In the coming years, Deepfake will become one of the primary tools in the hands of cybercriminals. The technique of merging images, videos, and voice – often used for entertainment purposes – can also be a dangerous instrument for disinformation and attacks aimed at extorting data or money. Fighting such threats has become the subject of research for many scientists. Researchers from the University of Washington in St. Louis have developed an AntiFake defensive mechanism that prevents unauthorized speech synthesis, making it difficult for artificial intelligence to decipher key voice features. The demand for such tools will grow with the development of the generative AI market.
“The term ‘Deepfake’ consists of two parts. The first one, ‘deep’, refers to deep neural networks, which is the most advanced aspect of machine learning. ‘Fake’ means creating a false image of a face or voice. In our context, this means that a cybercriminal can use deep neural networks to counterfeit speech of a certain person,” says Zhiyuan Yu, a doctoral student at the Department of Computer Science at the University of Washington in St. Louis, in an interview for Newseria Innovations. “Application of Deepfakes for malicious attacks can take many forms. One of them is using them to spread false information and hate speech, also based on the voice of well-known people. For example, a criminal used President Biden’s voice to declare war on Russia. We’ve also seen cases where a cybercriminal used a user’s voice to pass identity verification in a bank. Such incidents have become part of our life.”
WithSecure experts foresee a surge in disinformation issues using Deepfake technology in 2024. This will mainly be due to the fact that it is a presidential election year in the USA and elections to the European Parliament.
“In the face of threats related to Deepfakes, we propose active counteraction with the AntiFake technology. The systems solutions created so far are based on threat detection. They use speech signal analysis techniques or physics-based detection methods to distinguish whether a given sample is an authentic statement of a person or generated by artificial intelligence. However, our AntiFake technology is based on a completely different proactive method,” says Zhiyuan Yu.
The method used by the creators is based on adding small disturbances to speech samples. This means that when a cybercriminal uses them for speech synthesis, the generated sample will sound completely different from the user. Therefore, it will not be possible to deceive the family or bypass voice identity verification with its help.
“Few people have access to Deepfake detectors. Let’s imagine that we receive an email that contains a voice sample, or we receive such a sample on a social media platform. Few people will then look for a detector on the internet to check if the sample is authentic. In our opinion, it is above all important to prevent such attacks. If the criminals fail to generate a voice sample that sounds like the voice of a certain person, the attack will not take place at all,” emphasizes the researcher.
From a technological standpoint, the solution is based on adding disturbances to sound samples. In designing the system, the creators had to grapple with several project challenges. The first was what kind of disturbances should be imposed on sound so that they are inaudible to the ear, yet effective.
“It’s true that the more disturbances, the better the protection, but when the original sample consists only of disturbances, the user cannot use it at all,” says Zhiyuan Yu.
It was also important to create a universal solution that would work with various types of speech synthesizers.

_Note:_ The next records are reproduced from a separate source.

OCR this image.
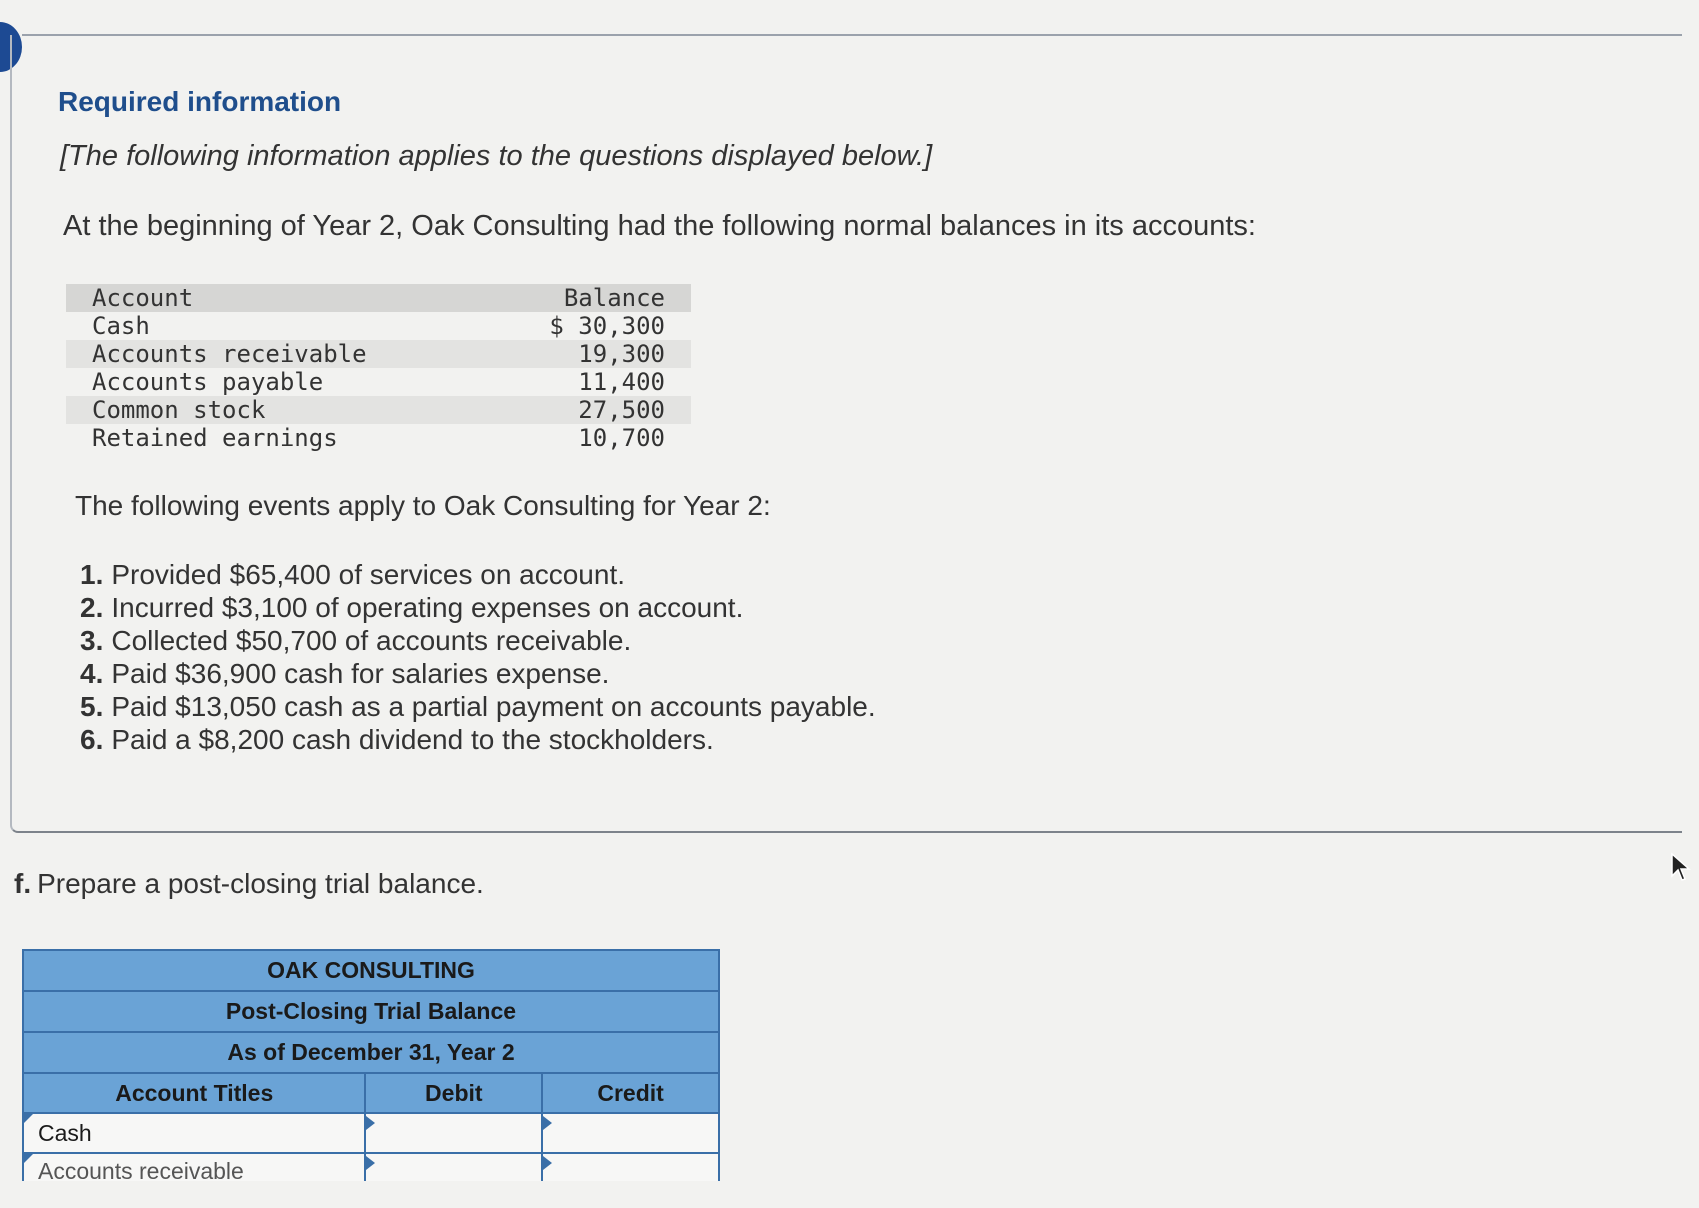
Required information
[The following information applies to the questions displayed below.]
At the beginning of Year 2, Oak Consulting had the following normal balances in its accounts:
Account	Balance
Cash	$ 30,300
Accounts receivable	19,300
Accounts payable	11,400
Common stock	27,500
Retained earnings	10,700
The following events apply to Oak Consulting for Year 2:
1. Provided $65,400 of services on account.
2. Incurred $3,100 of operating expenses on account.
3. Collected $50,700 of accounts receivable.
4. Paid $36,900 cash for salaries expense.
5. Paid $13,050 cash as a partial payment on accounts payable.
6. Paid a $8,200 cash dividend to the stockholders.
f. Prepare a post-closing trial balance.
OAK CONSULTING		
Post-Closing Trial Balance		
As of December 31, Year 2		
Account Titles	Debit	Credit

Cash	

Accounts receivable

“We applied a model of ensemble learning for which we collected various models and determined that the speech encoder is a very important element of the synthesizer. It converts speech samples into vectors that reflect the speech characteristics of a person. It is the most important element of the synthesizer determining the identity of the speaking person in the generated speech. We wanted to modify the embedded fragments using the encoder. We used four different encoders to ensure universal application to different voice samples,” explains the scientist from the University of Washington in St. Louis.
The source code of the technology developed at the Department of Computer Science at the University of Washington in St. Louis is publicly available. In tests conducted on the most popular synthesizers, AntiFake showed 95% effectiveness. Additionally, this tool was tested on 24 participants to confirm that it is accessible to different populations. As the expert explains, the main limitation of this solution is that cybercriminals can try to circumvent the security measures, removing disturbances from the sample. There is also a risk that slightly differently constructed synthesizers will appear, for which such conceived technology will no longer be effective. According to experts, work will continue to eliminate the risk of attacks using Deepfakes. Currently, AntiFake can protect short recordings, but there is nothing to prevent it from being developed to protect longer recordings, and even music.
“We are convinced that soon many other developments will emerge, aimed at preventing such problems. Our group is currently working on protection against unauthorized generation of songs and musical pieces, as we receive messages from producers and people working in the music industry asking if our AntiFake mechanism can be used for their needs. We are therefore constantly working on extending protection to other fields,” emphasizes Zhiyuan Yu.
Future Market Insights estimated that the value of the generative artificial intelligence market will reach $10.9 billion in 2023. Over the next 10 years, its growth will be spectacular, maintaining an average level of 31.3% per year. This means that by 2033, the market revenue will exceed $167.4 billion. The authors of the report, however, point out that content generated by artificial intelligence can be used maliciously, for example in fake videos, disinformation, or intellectual property violations.